Sou apaixonado pela mobilidade urbana, e em particular pelo automobilismo, em todas suas dimensões.  Amo o design, a velocidade, o ronco dos motores — e, por mais politicamente incorreto que possa parecer, até o momento não consegui me engajar com a Fórmula E, apesar de ter curtido muito dirigir um Tesla. 

A mobilidade urbana tem passado por inovações constantes — algumas disruptivas — ao longo da história: dos cavalos às charretes, o motor a explosão, a linha de montagem, o cinto de segurança, os air bags, o motor turbo, o carro elétrico, o carro autônomo… 

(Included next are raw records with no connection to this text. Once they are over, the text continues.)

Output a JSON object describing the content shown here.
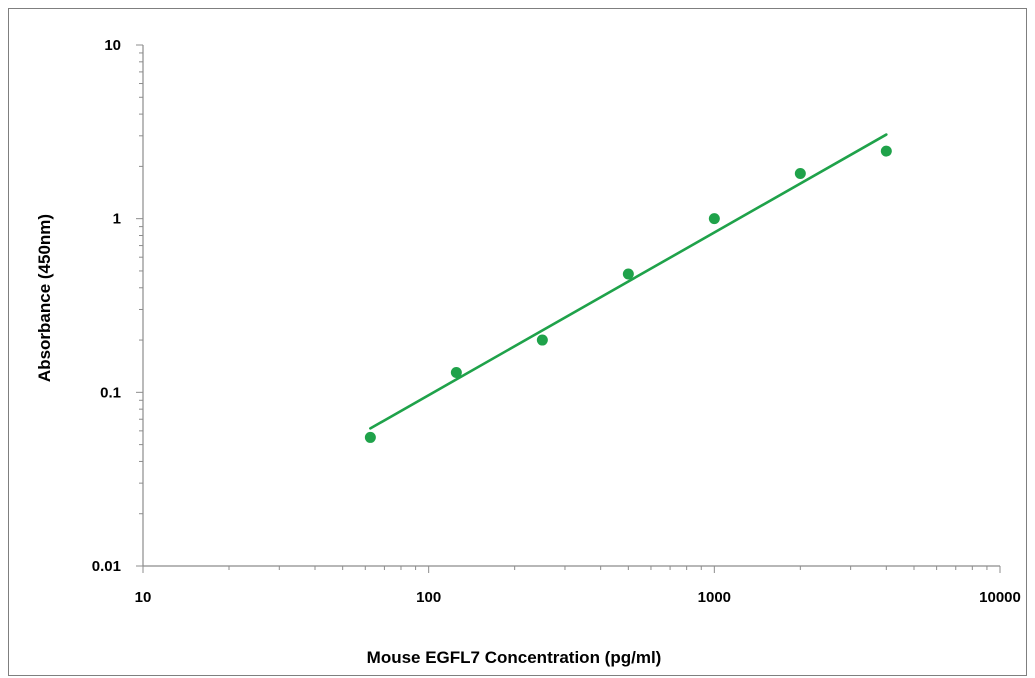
{
  "chart_data": {
    "type": "scatter",
    "title": "",
    "xlabel": "Mouse EGFL7 Concentration (pg/ml)",
    "ylabel": "Absorbance (450nm)",
    "x_scale": "log",
    "y_scale": "log",
    "xlim": [
      10,
      10000
    ],
    "ylim": [
      0.01,
      10
    ],
    "x_ticks": [
      10,
      100,
      1000,
      10000
    ],
    "y_ticks": [
      0.01,
      0.1,
      1,
      10
    ],
    "x_tick_labels": [
      "10",
      "100",
      "1000",
      "10000"
    ],
    "y_tick_labels": [
      "0.01",
      "0.1",
      "1",
      "10"
    ],
    "grid": false,
    "legend": "none",
    "color": "#1fa24a",
    "series": [
      {
        "points": [
          {
            "x": 62.5,
            "y": 0.055
          },
          {
            "x": 125,
            "y": 0.13
          },
          {
            "x": 250,
            "y": 0.2
          },
          {
            "x": 500,
            "y": 0.48
          },
          {
            "x": 1000,
            "y": 1.0
          },
          {
            "x": 2000,
            "y": 1.82
          },
          {
            "x": 4000,
            "y": 2.45
          }
        ]
      }
    ],
    "trendline": {
      "type": "power",
      "x_range": [
        62.5,
        4000
      ],
      "y_range": [
        0.062,
        3.05
      ]
    }
  }
}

O tema é tão apaixonante que há uma variedade de filmes e documentários que tratam de temas ligados ao automóvel: Flash of Genius (2008), Rush (2013), Tucker: The man and his dream (1988), The duel (1971, de Spielberg), Days of Thunder (1990), Cars (2006, animação da Pixar), Senna (2010), entre outros. 

Agora, acaba de ser lançado nos cinemas o filme Ford v Ferrari, que apesar de ter o automobilismo como tema, é na verdade um filme sobre empreendedorismo, um dos melhores que já assisti. (Este artigo não contém spoilers; apenas apresenta uma visão do filme que não tem aparecido na imprensa.)

De um lado estava a Ford, uma empresa tradicional com governança de controlador e CEO autoritário, Henry Ford II, filho do fundador (estamos falando da década de 60 do século passado, mais precisamente, do ano de 1966). Uma empresa que inovou no setor principalmente com a linha de montagem que viabilizou a democratização do automóvel com a redução do preço pela produção em escala. 

Lee Iacocca, então um executivo jovem, ambicioso, bom marqueteiro e visionário, percebeu que a Ford não estava alinhada com o desejo da geração dos baby boomers por carros mais modernos, esportivos e velozes. Iacocca, que mais tarde se tornaria um ícone da indústria automobilística após tirar a Chrysler do buraco, convence Henry Ford de que a empresa precisava se mexer.  

A Ford então decide comprar uma startup italiana que fazia excelentes carros esportivos e vinha vencendo as 24 horas de Le Mans de modo consistente.  Essa startup se chamava Ferrari. 

A Ferrari precisava levantar recursos e buscava um sócio na indústria, mas a tentativa da Ford não teve sucesso. 

Aqui tem-se a primeira lição para os empreendedores: se você vislumbra um futuro brilhante para sua startup, muito cuidado se você deseja buscar como sócio um empresa incumbente do mesmo setor, pois ele poderá induzir decisões na startup que estejam desalinhados com o objetivo da empresa em perseguir inovações radicais e, possivelmente, provocar uma disrupção no setor. 

A Ford era um elefante querendo dançar e, como bom empreendedor, Enzo Ferrari percebeu que ela não seria a melhor escolha para capitalizar a Ferrari.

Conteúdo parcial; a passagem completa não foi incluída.